Ceux-ci, équipés de casques et de boucliers, ont riposté à coups de matraque.

Les manifestants, portant foulards et capuches, se sont alors dispersés, des groupes de jeunes continuant ensuite à affronter la police, certains jetant des pierres, dans le centre de la capitale.

D’autres, poursuivis par les policiers le long de l’avenue du Paseo del Prado, se sont rassemblés à quelques centaines de mètres de là, envahissant une grande place face à la gare d’Atocha, où les forces de l’ordre ont de nouveau chargé, répondant à des jets de pierres et de bouteilles.

Un imposant dispositif de 1.400 policiers avait été déployé pour cette manifestation, convoquée par une coordination appelant à la « rébellion populaire » et à l’occupation des abords du Congrès à la démission du gouvernement espagnol.

Les principales organisations de la mouvance des « indignés » se sont désolidarisées de ce mot d’ordre.

Quinze personnes ont été interpellées.
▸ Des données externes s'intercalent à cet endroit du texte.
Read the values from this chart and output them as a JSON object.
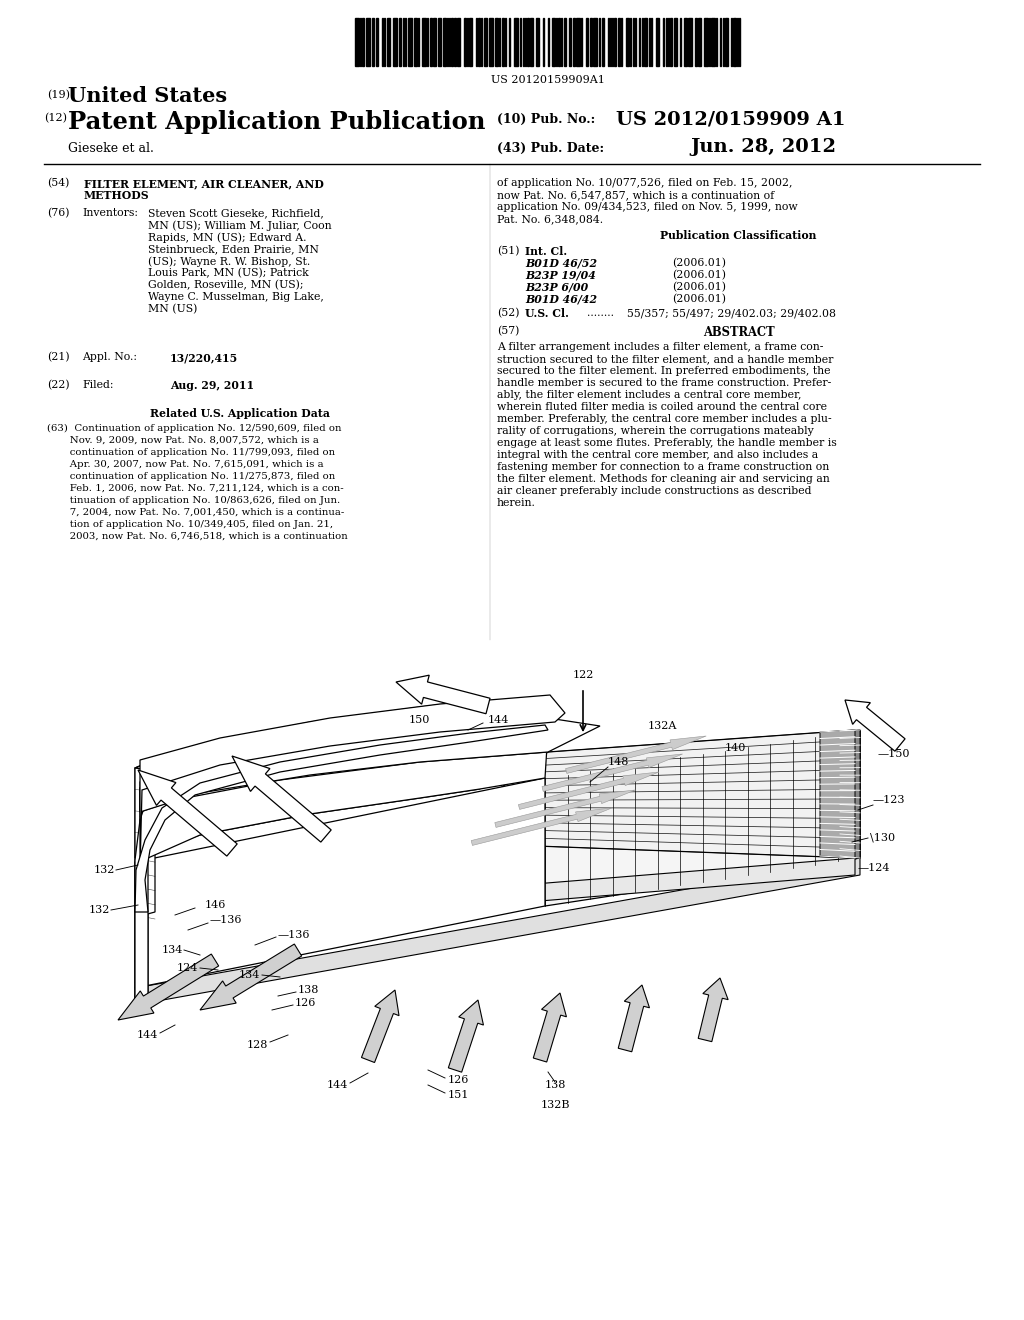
{
  "background_color": "#ffffff",
  "barcode_text": "US 20120159909A1",
  "header": {
    "country_num": "(19)",
    "country": "United States",
    "type_num": "(12)",
    "type": "Patent Application Publication",
    "pub_num_label": "(10) Pub. No.:",
    "pub_num": "US 2012/0159909 A1",
    "applicant": "Gieseke et al.",
    "pub_date_label_num": "(43)",
    "pub_date_label": "Pub. Date:",
    "pub_date": "Jun. 28, 2012"
  },
  "left_col": {
    "title_num": "(54)",
    "title_line1": "FILTER ELEMENT, AIR CLEANER, AND",
    "title_line2": "METHODS",
    "inventors_num": "(76)",
    "inventors_label": "Inventors:",
    "inventors_lines": [
      "Steven Scott Gieseke, Richfield,",
      "MN (US); William M. Juliar, Coon",
      "Rapids, MN (US); Edward A.",
      "Steinbrueck, Eden Prairie, MN",
      "(US); Wayne R. W. Bishop, St.",
      "Louis Park, MN (US); Patrick",
      "Golden, Roseville, MN (US);",
      "Wayne C. Musselman, Big Lake,",
      "MN (US)"
    ],
    "appl_num_label_num": "(21)",
    "appl_num_label": "Appl. No.:",
    "appl_num": "13/220,415",
    "filed_num": "(22)",
    "filed_label": "Filed:",
    "filed_date": "Aug. 29, 2011",
    "related_title": "Related U.S. Application Data",
    "related_lines": [
      "(63)  Continuation of application No. 12/590,609, filed on",
      "       Nov. 9, 2009, now Pat. No. 8,007,572, which is a",
      "       continuation of application No. 11/799,093, filed on",
      "       Apr. 30, 2007, now Pat. No. 7,615,091, which is a",
      "       continuation of application No. 11/275,873, filed on",
      "       Feb. 1, 2006, now Pat. No. 7,211,124, which is a con-",
      "       tinuation of application No. 10/863,626, filed on Jun.",
      "       7, 2004, now Pat. No. 7,001,450, which is a continua-",
      "       tion of application No. 10/349,405, filed on Jan. 21,",
      "       2003, now Pat. No. 6,746,518, which is a continuation"
    ]
  },
  "right_col": {
    "continuation_lines": [
      "of application No. 10/077,526, filed on Feb. 15, 2002,",
      "now Pat. No. 6,547,857, which is a continuation of",
      "application No. 09/434,523, filed on Nov. 5, 1999, now",
      "Pat. No. 6,348,084."
    ],
    "pub_class_title": "Publication Classification",
    "int_cl_num": "(51)",
    "int_cl_label": "Int. Cl.",
    "int_cl_entries": [
      [
        "B01D 46/52",
        "(2006.01)"
      ],
      [
        "B23P 19/04",
        "(2006.01)"
      ],
      [
        "B23P 6/00",
        "(2006.01)"
      ],
      [
        "B01D 46/42",
        "(2006.01)"
      ]
    ],
    "us_cl_num": "(52)",
    "us_cl_label": "U.S. Cl.",
    "us_cl_dots": "........",
    "us_cl_text": "55/357; 55/497; 29/402.03; 29/402.08",
    "abstract_num": "(57)",
    "abstract_title": "ABSTRACT",
    "abstract_lines": [
      "A filter arrangement includes a filter element, a frame con-",
      "struction secured to the filter element, and a handle member",
      "secured to the filter element. In preferred embodiments, the",
      "handle member is secured to the frame construction. Prefer-",
      "ably, the filter element includes a central core member,",
      "wherein fluted filter media is coiled around the central core",
      "member. Preferably, the central core member includes a plu-",
      "rality of corrugations, wherein the corrugations mateably",
      "engage at least some flutes. Preferably, the handle member is",
      "integral with the central core member, and also includes a",
      "fastening member for connection to a frame construction on",
      "the filter element. Methods for cleaning air and servicing an",
      "air cleaner preferably include constructions as described",
      "herein."
    ]
  }
}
Selon les services d’urgence, 29 personnes ont été légèrement blessées, dont 13 policiers.

L’une des personnes interpellées, un mineur, portait « un sac à dos renfermant des passe-montagnes, un rouleau de papier d’aluminium, un pétard de 15 centimètres, un drapeau anarchisteavec une barre de fer, une bouteille d’acide, un sac contenant des pierres », a indiqué un porte-parole.
« Il avait dans son téléphone portable des instructions pour la guérilla urbaine et la fabrication d’une sorte de cocktail Molotov », a-t-il ajouté.

Rassemblés en trois points du centre de Madrid, les manifestants, criant « A bas l’Etat policier », certains portant le drapeau républicain rouge, jaune et violet, ont convergé vers la place faisant face au Congrès, la chambre basse du Parlement, protégée comme les rues avoisinantes par d’épais cordons de policiers, certains casqués.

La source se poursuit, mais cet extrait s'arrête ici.